Wie bewertest du die aktuelle Zusammensetzung des Aufsichtsrats (Anzahl der Personen, Kooptationsmöglichkeiten etc.)? 

Im Rahmen der demokratischen Prozesse in unserem Verein ist für mich der wichtigste Punkt, dass die Mehrheit im Aufsichtsrat von den gewählten Vertretern der Mitglieder stammt. Dies ist mit sechs Mitgliedern gegeben.

Die Entsendung eines Fanvertreters halte ich für richtig, um diesen Blickwinkel in Entscheidungen mit einzubeziehen. Hier kann ich mir allerdings eine Diskussion zur Veränderung des Entsendungsprozesses vorstellen, um eine breitere Fanbasis im Aufsichtsrat vertreten zu haben. Um die Belange der weiteren sportlichen Abteilungen im Verein aufzunehmen macht auch der hieraus entsandte Vertreter Sinn. In meinen Augen sollte es sich bei den berücksichtigten Abteilungen um sportlich aktive Bereiche handeln und nicht um nur auf dem Papier existierende Sportbereiche.

Mit der Möglichkeit der Kooptation können wir fehlende Kompetenz in den Aufsichtsrat holen. Dies hilft uns z.B. im sportlichen Bereich. Ich erachte dies für sinnvoll, wenn es notwendig ist. Ich wünsche mir für die Zukunft, dass wir von der Kooptationsmöglichkeit wirklich nur dann Gebrauch machen und dabei auch nicht immer alle drei Plätze besetzen. Die Prüfung durch den Wahlausschuss ist in der Satzung verankert und sollte beibehalten werden.

Zusammengefasst sehe ich keine dringende Notwendigkeit einer generellen Veränderung in der Anzahl der Aufsichtsratmitglieder. Die Punkte zur Verbesserung habe ich aufgezählt. 11 Aufsichtsratmitglieder bei einem vielschichtigen Verein mit 160.000 Mitgliedern und viel Verantwortung halte ich für weiterhin zeitgemäß. Eine hierdurch verschlechterte Diskussion und Entscheidungsfindung ergibt sich daraus nicht. Vielmehr ist es eine Anforderung an die Aufsichtsratmitglieder, strukturiert, klar und effizient zusammenzuarbeiten.

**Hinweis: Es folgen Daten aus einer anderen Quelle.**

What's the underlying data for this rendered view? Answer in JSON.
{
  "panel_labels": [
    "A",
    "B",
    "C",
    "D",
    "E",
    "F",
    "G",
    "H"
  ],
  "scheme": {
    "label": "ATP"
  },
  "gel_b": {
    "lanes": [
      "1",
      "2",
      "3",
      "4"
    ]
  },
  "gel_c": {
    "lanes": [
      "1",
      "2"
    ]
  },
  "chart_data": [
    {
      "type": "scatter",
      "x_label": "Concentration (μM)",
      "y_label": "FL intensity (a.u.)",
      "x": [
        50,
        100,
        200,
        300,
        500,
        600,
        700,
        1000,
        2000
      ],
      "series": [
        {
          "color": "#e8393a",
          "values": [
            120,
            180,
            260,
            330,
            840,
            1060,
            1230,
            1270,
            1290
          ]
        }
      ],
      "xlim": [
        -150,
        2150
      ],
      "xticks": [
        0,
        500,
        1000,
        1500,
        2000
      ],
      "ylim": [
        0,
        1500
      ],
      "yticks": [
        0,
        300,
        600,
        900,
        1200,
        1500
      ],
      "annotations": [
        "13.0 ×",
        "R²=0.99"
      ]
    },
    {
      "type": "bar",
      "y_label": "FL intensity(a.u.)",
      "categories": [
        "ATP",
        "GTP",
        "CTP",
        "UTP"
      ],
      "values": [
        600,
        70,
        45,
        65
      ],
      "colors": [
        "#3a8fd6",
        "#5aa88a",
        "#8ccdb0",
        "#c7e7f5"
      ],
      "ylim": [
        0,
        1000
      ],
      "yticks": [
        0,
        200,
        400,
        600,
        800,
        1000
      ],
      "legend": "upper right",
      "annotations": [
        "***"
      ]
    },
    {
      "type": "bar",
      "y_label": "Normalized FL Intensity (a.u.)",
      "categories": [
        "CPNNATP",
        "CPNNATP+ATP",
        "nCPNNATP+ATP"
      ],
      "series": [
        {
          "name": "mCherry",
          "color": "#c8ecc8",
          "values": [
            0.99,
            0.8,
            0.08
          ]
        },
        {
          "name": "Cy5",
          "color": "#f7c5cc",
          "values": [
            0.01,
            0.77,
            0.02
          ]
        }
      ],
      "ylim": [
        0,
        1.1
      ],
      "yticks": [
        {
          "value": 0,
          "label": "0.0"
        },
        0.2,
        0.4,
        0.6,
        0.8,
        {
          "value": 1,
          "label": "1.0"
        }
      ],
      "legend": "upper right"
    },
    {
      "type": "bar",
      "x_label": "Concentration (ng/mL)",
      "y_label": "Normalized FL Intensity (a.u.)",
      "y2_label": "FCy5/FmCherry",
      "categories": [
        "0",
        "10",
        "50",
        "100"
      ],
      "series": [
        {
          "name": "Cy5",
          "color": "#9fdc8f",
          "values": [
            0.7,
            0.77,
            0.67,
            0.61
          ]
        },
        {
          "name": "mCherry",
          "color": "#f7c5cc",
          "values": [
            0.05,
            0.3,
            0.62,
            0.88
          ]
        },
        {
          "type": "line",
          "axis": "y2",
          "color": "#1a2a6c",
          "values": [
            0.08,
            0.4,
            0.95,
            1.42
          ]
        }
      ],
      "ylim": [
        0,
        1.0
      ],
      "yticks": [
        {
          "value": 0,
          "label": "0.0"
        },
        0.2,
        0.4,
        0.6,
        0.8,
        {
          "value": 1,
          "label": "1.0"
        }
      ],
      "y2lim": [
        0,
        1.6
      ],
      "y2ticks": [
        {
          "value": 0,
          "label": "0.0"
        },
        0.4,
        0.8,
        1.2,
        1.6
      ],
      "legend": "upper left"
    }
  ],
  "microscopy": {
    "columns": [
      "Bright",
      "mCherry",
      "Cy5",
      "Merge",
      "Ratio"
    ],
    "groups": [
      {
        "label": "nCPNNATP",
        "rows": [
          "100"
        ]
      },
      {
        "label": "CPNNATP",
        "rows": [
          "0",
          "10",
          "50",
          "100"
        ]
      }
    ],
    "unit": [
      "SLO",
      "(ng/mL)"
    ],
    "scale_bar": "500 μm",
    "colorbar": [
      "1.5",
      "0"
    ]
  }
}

Wie beurteilst du die Satzung des FC Schalke 04? Wie stehst du dazu, dass in der Vergangenheit von Mitgliedern gestellte Satzungsänderungsanträge aus inhaltlichen Gründen abgelehnt und nicht zur JHV zugelassen wurden?

Unsere Satzung setzt für unseren Verein, alle Mitglieder und Gremien feste Regeln und ist in diesem Sinne unsere „Verfassung“. Als höchstes Gut ist sie allein von den Mitgliedern bestimmt. Änderungen bedürfen einer 2/3 Mehrheit, was vor vorschnellen Änderungen schützt. Dies halte ich für richtig. In meinen Augen ist es aber sicher zu hinterfragen, wie die Diskussion und Abstimmung zu von Mitgliedern gewünschten Änderungen geführt wird. In den letzten Jahren sind viele Satzungsänderungsanträge seitens des Aufsichtsrat gar nicht erst zur Wahl und Diskussion gestellt worden, vornehmlich aus inhaltlichen Gründen.

Ich wünsche mir für die Zukunft mehr Offenheit über die Inhalte auf der Mitgliederversammlung zu sprechen. Satzungsänderungsanträge sollten nur dann im Vorfeld abgelehnt werden, wenn sie formal falsch sind oder der Inhalt völlig an den Schalker Werten aus dem Leitbild vorbei geht. Ich stehe dafür, dass die Ablehnung durch den Aufsichtsrat eher die Ausnahme als die Regel sein sollte.

Wie stehst du zur Rechtsform des eingetragenen Vereins beim FC Schalke 04?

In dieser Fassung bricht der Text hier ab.